O estudo introdutório, de autoria do organizador da obra, Professor Antônio Fonseca, toca no problema da liberdade de iniciativa, posta como fundamento da República no inciso IV do artigo 1º e assegurada como direito fundamental pelo artigo 170, caput, ambos da Constituição Federal brasileira de 1988, assegurado o desenvolvimento da concorrência como mecanismo de funcionamento daquela e a regulação, para possibilitar o equilíbrio entre o uso público dos bens ofertados, por um lado, e a eficiência econômica, por outro.

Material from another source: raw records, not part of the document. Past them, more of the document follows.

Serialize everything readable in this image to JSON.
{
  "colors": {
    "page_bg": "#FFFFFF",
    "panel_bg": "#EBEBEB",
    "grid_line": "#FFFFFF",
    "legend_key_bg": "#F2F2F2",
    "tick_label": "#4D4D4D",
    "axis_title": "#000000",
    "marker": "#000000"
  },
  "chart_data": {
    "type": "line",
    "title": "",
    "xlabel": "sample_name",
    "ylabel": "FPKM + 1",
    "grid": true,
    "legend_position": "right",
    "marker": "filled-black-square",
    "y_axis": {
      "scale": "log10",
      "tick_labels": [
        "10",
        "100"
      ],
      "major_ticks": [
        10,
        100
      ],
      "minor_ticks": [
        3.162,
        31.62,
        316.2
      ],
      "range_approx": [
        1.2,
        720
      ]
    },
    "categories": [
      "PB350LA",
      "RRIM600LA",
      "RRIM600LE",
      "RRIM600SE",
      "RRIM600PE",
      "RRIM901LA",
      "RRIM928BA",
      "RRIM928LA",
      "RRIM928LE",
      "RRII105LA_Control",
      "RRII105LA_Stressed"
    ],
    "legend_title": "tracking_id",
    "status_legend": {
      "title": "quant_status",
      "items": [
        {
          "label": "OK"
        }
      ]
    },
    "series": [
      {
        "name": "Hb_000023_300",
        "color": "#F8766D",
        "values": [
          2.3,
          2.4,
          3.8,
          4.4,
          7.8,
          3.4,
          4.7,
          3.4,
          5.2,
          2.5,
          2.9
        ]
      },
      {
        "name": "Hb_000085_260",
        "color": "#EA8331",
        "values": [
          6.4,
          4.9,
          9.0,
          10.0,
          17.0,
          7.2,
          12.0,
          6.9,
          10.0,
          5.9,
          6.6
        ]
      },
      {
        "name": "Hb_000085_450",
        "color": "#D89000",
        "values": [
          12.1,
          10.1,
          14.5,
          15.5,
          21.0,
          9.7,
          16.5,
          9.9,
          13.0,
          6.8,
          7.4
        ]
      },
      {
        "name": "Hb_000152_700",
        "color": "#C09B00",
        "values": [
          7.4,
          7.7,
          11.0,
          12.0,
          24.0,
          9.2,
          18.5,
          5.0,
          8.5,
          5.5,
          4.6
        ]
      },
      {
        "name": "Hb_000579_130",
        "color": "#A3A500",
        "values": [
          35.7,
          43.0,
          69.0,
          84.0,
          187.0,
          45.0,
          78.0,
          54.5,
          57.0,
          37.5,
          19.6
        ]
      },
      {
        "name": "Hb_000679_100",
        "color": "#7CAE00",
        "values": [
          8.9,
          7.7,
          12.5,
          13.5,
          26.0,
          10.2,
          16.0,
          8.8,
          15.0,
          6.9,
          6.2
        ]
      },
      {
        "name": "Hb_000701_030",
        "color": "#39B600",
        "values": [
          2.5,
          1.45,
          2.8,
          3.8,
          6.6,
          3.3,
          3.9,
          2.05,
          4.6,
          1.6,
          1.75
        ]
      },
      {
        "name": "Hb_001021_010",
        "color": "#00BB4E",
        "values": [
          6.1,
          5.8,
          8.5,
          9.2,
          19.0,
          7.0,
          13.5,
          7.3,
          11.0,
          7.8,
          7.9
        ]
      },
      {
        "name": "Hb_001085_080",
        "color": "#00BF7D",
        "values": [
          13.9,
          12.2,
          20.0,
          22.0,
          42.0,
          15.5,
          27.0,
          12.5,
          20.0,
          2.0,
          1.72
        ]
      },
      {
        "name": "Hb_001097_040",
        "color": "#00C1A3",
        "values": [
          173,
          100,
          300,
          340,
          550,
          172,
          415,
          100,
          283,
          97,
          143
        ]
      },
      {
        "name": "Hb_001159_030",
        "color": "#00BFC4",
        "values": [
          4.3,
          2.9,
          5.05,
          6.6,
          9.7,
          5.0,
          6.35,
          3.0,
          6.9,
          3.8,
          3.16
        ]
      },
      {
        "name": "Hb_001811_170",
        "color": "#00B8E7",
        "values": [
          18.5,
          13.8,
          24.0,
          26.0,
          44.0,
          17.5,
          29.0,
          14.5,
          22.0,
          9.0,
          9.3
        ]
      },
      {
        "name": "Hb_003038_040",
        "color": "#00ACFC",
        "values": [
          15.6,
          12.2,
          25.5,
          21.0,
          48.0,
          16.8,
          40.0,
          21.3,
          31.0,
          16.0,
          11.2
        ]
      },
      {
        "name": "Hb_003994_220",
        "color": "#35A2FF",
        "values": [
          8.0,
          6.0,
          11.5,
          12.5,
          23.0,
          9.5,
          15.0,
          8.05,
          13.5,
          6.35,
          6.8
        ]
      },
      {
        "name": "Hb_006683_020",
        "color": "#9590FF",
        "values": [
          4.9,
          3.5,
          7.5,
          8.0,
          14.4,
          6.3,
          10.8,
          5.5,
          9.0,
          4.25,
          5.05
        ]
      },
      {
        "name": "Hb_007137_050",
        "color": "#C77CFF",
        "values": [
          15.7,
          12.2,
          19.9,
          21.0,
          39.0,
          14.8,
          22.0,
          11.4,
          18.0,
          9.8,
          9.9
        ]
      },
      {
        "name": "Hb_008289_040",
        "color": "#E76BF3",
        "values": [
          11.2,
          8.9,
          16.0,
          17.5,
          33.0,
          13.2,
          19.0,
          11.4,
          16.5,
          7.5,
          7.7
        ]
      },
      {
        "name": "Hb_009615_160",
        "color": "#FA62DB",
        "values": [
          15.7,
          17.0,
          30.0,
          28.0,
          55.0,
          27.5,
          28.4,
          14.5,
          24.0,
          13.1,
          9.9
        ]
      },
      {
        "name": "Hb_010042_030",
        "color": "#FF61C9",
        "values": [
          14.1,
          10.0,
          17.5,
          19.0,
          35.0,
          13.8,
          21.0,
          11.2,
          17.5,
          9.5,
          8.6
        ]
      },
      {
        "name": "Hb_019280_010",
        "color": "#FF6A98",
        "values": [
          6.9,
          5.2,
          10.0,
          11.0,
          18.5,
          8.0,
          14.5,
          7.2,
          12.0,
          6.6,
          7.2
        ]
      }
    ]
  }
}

O texto da Dra. Débora Capp enfrenta o tema do papel do direito de propriedade industrial no contexto da defesa da concorrência - notadamente numa época em que esta tem de ser pensada num plano que extrapassa os limites das fronteiras dos Estados soberanos -, assinalando especificamente a função social com que os grava a Constituição de 1988 como desdobramento do princípio da supremacia do interesse público ante o interesse individual, para centrar suas atenções nos problemas que circundam especificamente a patenteabilidade dos produtos farmacêuticos, por dizerem respeito a interesses coletivos maiores, como a saúde, a cultura e o meio ambiente.

Já o trabalho da Dra. Jaqueline Mainel Rocha versa, a partir da constatação de que, com a privatização e a transferência da execução de atividades que tradicionalmente se consideravam típicamente serviços públicos à iniciativa privada, emergiu a necessidade de o Poder Público exercer o que a doutrina denomina, hoje, regulação, a adequada compreensão desta sem a acrítica importação de conceitos provenientes de sistemas jurídicos diversos, só se pode fazer a partir da utilização do conceito de discricionariedade técnica, em que mediante, os critérios ofertados pelas diversas especialidades em que se manifesta o conhecimento técnico-científico, a autoridade oferta a melhor solução no completar os parâmetros postos na regra atributiva de competência para normatizar as relações jurídicas concernentes ao setor regulado.

O Dr. Leonardo de Brito Seixas Neves enfrenta o tema do conflito de atribuições entre o Banco Central do Brasil e o Conselho Administrativo de Defesa Econômica, delimitando o campo de atuação de ambas as autarquias, uma, de defesa da concorrência, a outra, de regulação do sistema financeiro nacional, explicitando as competências para dirimir os conflitos de atribuições entre órgãos integrantes de Poderes diversos, cometida ao Judiciário, e para dirimir os conflitos de atribuições entre órgãos integrantes da estrutura de um mesmo Poder, cometida ao Chefe respectivo, olhos postos, ainda, na solução posta no Parecer GM 020, da Advocacia Geral da União, concernente à competência exclusiva do Banco Central em se tratando da apreciação de atos de concentração relativos ao Sistema Financeiro Nacional.

O Prof. Antônio Fonseca examina o delicado tema dos acordos de cooperação - designados pelo anglicismo pool - e suas finalidades, assinalando a necessidade da disciplina e fiscalização por parte das autoridades antitruste e reguladora, quando for o caso, centrando sua atenção nos pólos petroquímicos e, mais especificamente, no Pólo Petroquímico Sul - integrantes de um setor antes em regime de monopólio público, entregue à iniciativa privada sem preocupações com a concorrência -, tratando-os como uma universalidade de direito.

A obra finda com um comentário a três decisões do CADE concernentes a temas de concentração de empresas em setores regulados, a saber, setor financeiro e telecomunicações, extremando as atuações de defesa de concorrência e de regulação, bem como a necessidade de uma atuação integrada entre as autoridades encarregadas de uma e de outra tarefa.